Navigator London 2026: what we learned (besides that Rory Latham hates auctions)
BY HAZEL BROADLEY, BEELER.TECH
This June, we convened for our third annual Navigator London event, and bringing the community together felt as important as ever. The agenda was built with publishers firmly in mind, with some inspiring keynotes. But true to form, some of the sharpest insights came to light away from the stage, in the many breakout sessions, over lunch, and likely in the local pub afterwards.
So let’s take a look at just some of the trends and technology that will shape many industry decisions in the coming months.
1. Standards matter: building the publisher stack in the age of AI
IAB Tech Lab’s Shailley Singh was clear on one thing – agents should make adops more deterministic, not just faster, by leveraging standardized, auditable workflows. To get to that point, publishers need to start “testing the agent” internally, using seller agents in shadow mode to improve productivity, before moving to autonomous negotiation.
The biggest opportunity for publishers will be richer signals, stronger protocols, and better interoperability that will enable agents to make smarter decisions and build greater trust across the advertising ecosystem.
Specifically, Shailley’s four recipes for success in 2026 include the ARTF (Agentic Real-Time Framework), agentic audiences, agentic advertising management protocols, and LLM Content Monetization Protocols (CoMP).
2. From the other side of the auction: a buy-side perspective
Rory Latham (WPP Media)’s blunt admission that he “hates auctions” might not have been what people expected to hear, but it reflects his frustration with the complexity and opacity of today’s supply chain. Offering a rare buy-side voice, his stance was this: buyers should know “exactly who’s buying” to create more meaningful negotiation, measurement, and value for everyone involved.
This means that, in order to attract advertiser budget:
- Programmatic advertising still needs greater trust and transparency.
- AI should be judged by the problems it solves, not the hype surrounding it.
- Stronger collaboration between publishers, agencies, SSPs, and DSPs is essential, to improve identity, curation, and deal structures.
Simple in theory. Considerably harder when everyone’s incentives point in different directions.
3. Strategic planning: combining rigour and agility
Long-term strategic planning can help media organizations navigate rapid industry change without becoming distracted by every shiny new thing.

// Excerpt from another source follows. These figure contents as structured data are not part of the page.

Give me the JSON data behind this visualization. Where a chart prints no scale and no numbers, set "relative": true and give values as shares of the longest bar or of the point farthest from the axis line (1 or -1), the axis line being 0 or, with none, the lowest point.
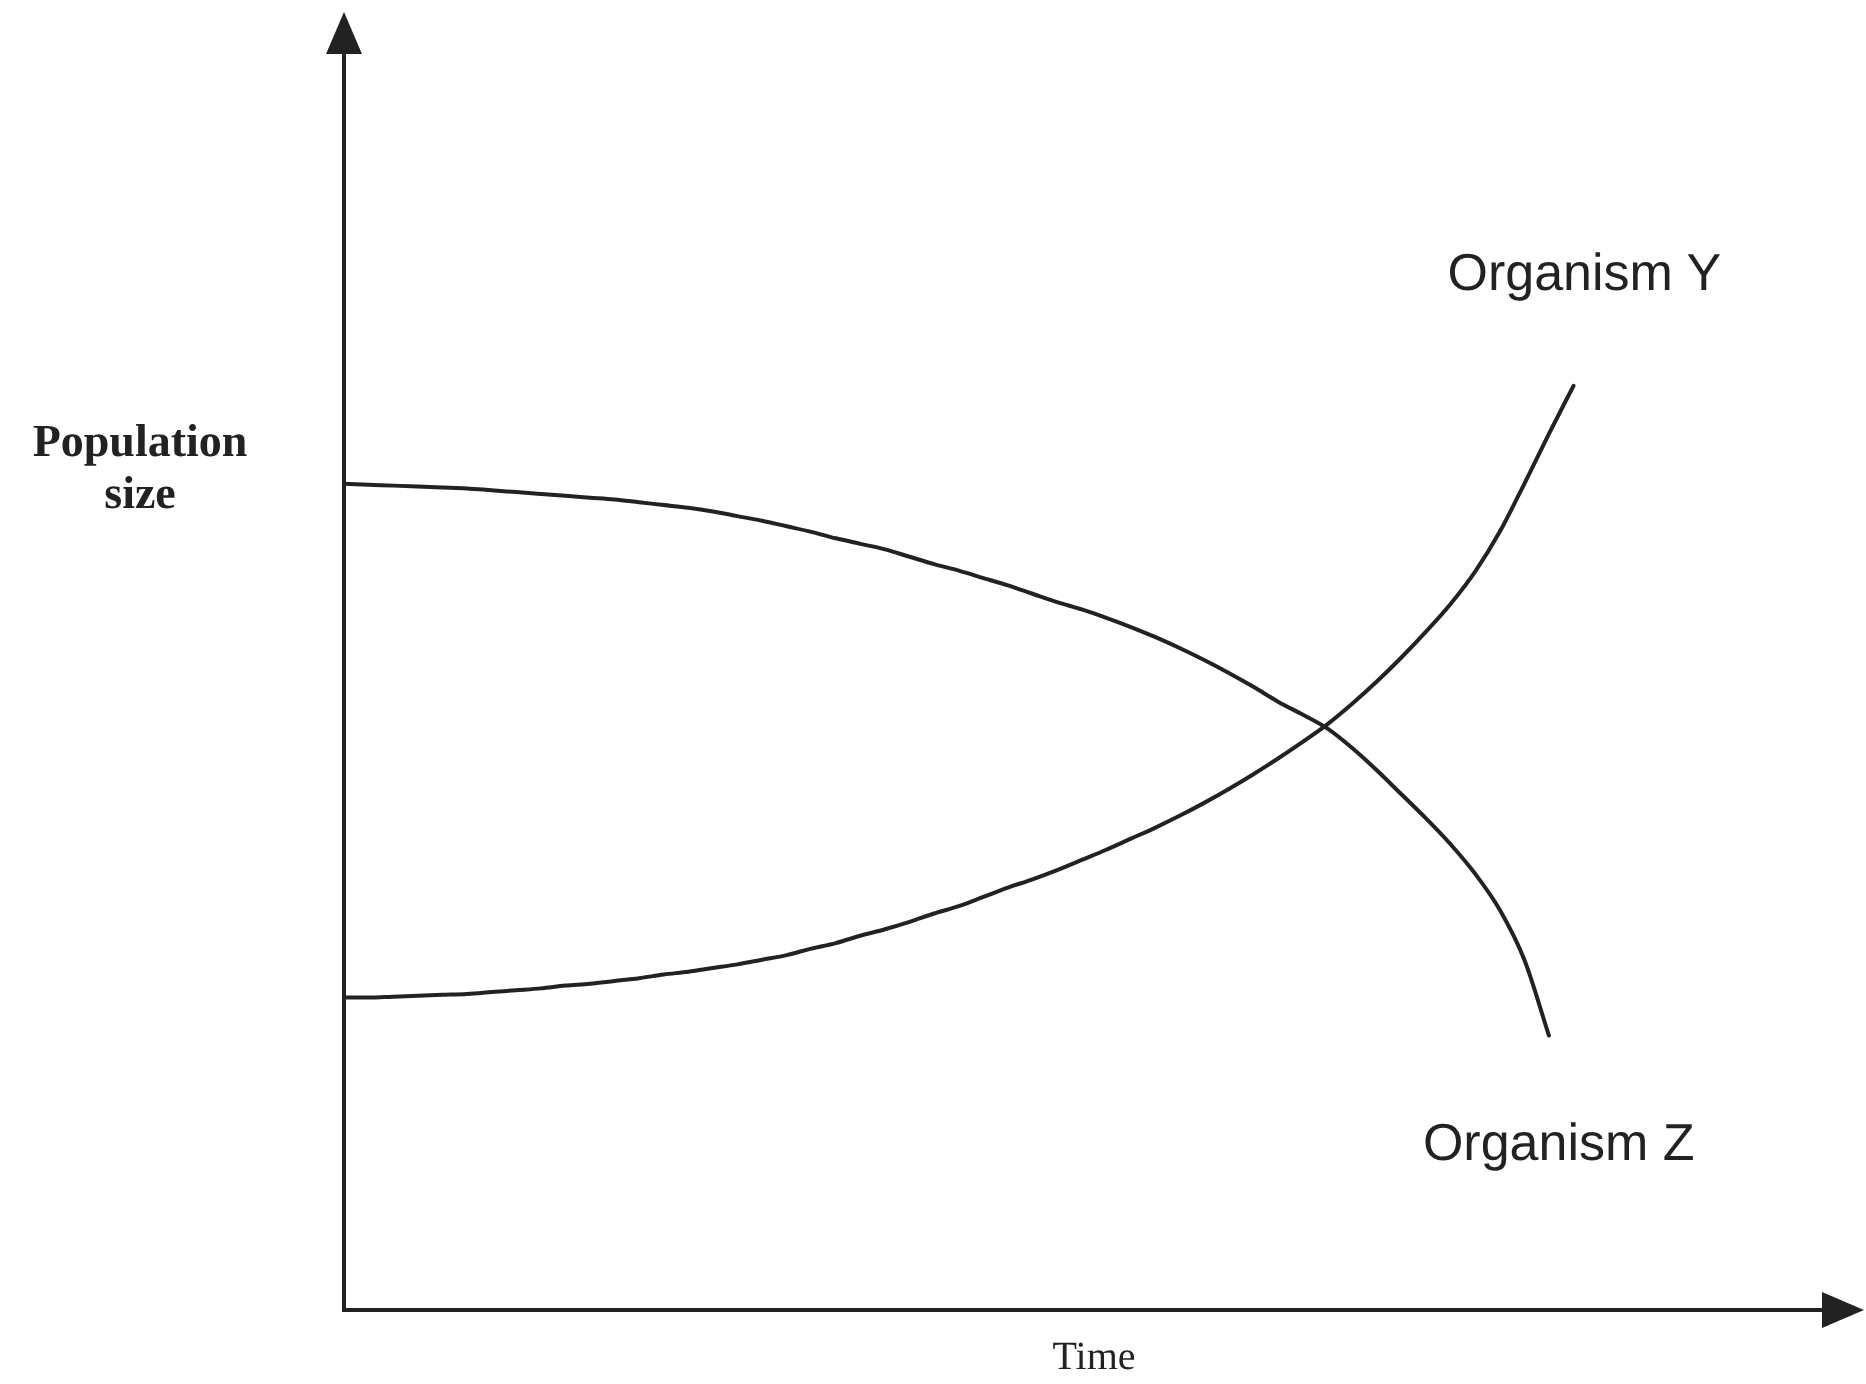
{
  "chart_data": {
    "type": "line",
    "xlabel": "Time",
    "ylabel": "Population size",
    "categories": [
      null,
      null,
      null,
      null,
      null,
      null,
      null,
      null,
      null,
      null,
      null,
      null,
      null,
      null,
      null,
      null,
      null,
      null,
      null,
      null,
      null,
      null,
      null,
      null,
      null,
      null,
      null,
      null,
      null,
      null,
      null,
      null,
      null,
      null,
      null,
      null,
      null,
      null,
      null,
      null,
      null,
      null,
      null,
      null,
      null,
      null,
      null,
      null,
      null,
      null,
      null,
      null,
      null,
      null,
      null,
      null,
      null,
      null,
      null,
      null,
      null,
      null
    ],
    "series": [
      {
        "name": "Organism Y",
        "color": "#222222",
        "values": [
          0.338,
          0.338,
          0.339,
          0.34,
          0.341,
          0.342,
          0.344,
          0.346,
          0.348,
          0.351,
          0.353,
          0.356,
          0.359,
          0.363,
          0.366,
          0.37,
          0.374,
          0.379,
          0.384,
          0.391,
          0.397,
          0.405,
          0.412,
          0.42,
          0.429,
          0.437,
          0.447,
          0.457,
          0.466,
          0.476,
          0.487,
          0.498,
          0.51,
          0.522,
          0.535,
          0.549,
          0.564,
          0.58,
          0.597,
          0.615,
          0.634,
          0.656,
          0.68,
          0.706,
          0.734,
          0.764,
          0.799,
          0.842,
          0.894,
          0.948,
          1,
          null,
          null,
          null,
          null,
          null,
          null,
          null,
          null,
          null,
          null,
          null
        ]
      },
      {
        "name": "Organism Z",
        "color": "#222222",
        "values": [
          0.894,
          0.893,
          0.892,
          0.891,
          0.89,
          0.889,
          0.887,
          0.885,
          0.883,
          0.881,
          0.879,
          0.877,
          0.874,
          0.871,
          0.868,
          0.864,
          0.859,
          0.854,
          0.848,
          0.842,
          0.835,
          0.829,
          0.823,
          0.815,
          0.807,
          0.8,
          0.792,
          0.784,
          0.775,
          0.766,
          0.758,
          0.749,
          0.739,
          0.728,
          0.716,
          0.703,
          0.689,
          0.674,
          0.658,
          0.644,
          0.629,
          0.608,
          0.584,
          0.558,
          0.532,
          0.504,
          0.472,
          0.433,
          0.379,
          0.297,
          null,
          null,
          null,
          null,
          null,
          null,
          null,
          null,
          null,
          null,
          null,
          null
        ]
      }
    ],
    "relative": true,
    "legend": false,
    "grid": false,
    "tick_labels": false,
    "marker": "none",
    "line_style": "solid"
  }
}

At Financial Times, Anthony Hitchings works backwards from a five-year business strategy, using financial modelling, data analysis and cross-functional planning to identify future revenue constraints, prioritize investments and align teams around shared objectives.
His recommendations for success:
- Create shared metrics across departments
- Build flexible two-year roadmaps
- Evaluate emerging technologies such as AI against long-term priorities
The key takeaway? Rather than being purely data-driven, aim to be ‘data-led’, using insights to inform strategic decisions while maintaining clear business goals. Successful organizations combine rigorous planning with the agility to adapt, treating innovation as a means to a strategic end, not a trophy to chase for its own sake.
4. RFPs and AI direct-sold workflow
Few three-letter acronyms inspire as much dread, or determine as much revenue, as the RFP. With many publishers increasingly using AI to drive operational efficiency, how can that be translated into the RFP process in particular?
In this conversation, led by The Washington Post’s Jason Tollestrup, one publisher shared
a stat that made the room sit up: an internally built AI tool cut RFP response times from three days to eight minutes. Eight. Minutes.
But participants agreed that technology alone is not enough. Successful AI adoption depends on clear business use cases, investment in experimentation, robust governance, and integration with existing systems.
As AI becomes more widely available, competitive advantage will come from how organizations combine proprietary data, domain expertise, and human oversight to deliver differentiated outcomes – while freeing teams to focus on higher-value work.
5. The news opportunity: why investing in journalism makes business sense
Advertisers have become increasingly cautious about investing in news, often relying on broad brand safety measures such as domain exclusions, keyword blocking and blanket pauses during major news events. Yet this caution is often misplaced, says Double Verify’s Jack Marshall, and is arguably costing advertisers more than it’s protecting them from.
Despite advertisers perceiving premium news brands as being high risk, analysis showed only 0.4% of inventory (by url) is classified as high risk. Being classed as medium risk – around 35% – puts off buyers, but using DV’s bespoke brand safety segments can give them confidence to cherry-pick placements, rather than rejecting all that inventory outright.
News content offers engaged, affluent audiences, strong campaign performance and is typically free from the types of content brands genuinely want to avoid. By taking a more nuanced approach to suitability, and working more closely with publishers, advertisers can support quality journalism while delivering stronger business results.
That’s just a slice of the day – there was plenty more we couldn’t squeeze in. Our thanks, as always, go to all the speakers and attendees who turned up, spoke candidly, and made Navigator London worth clearing the calendar for.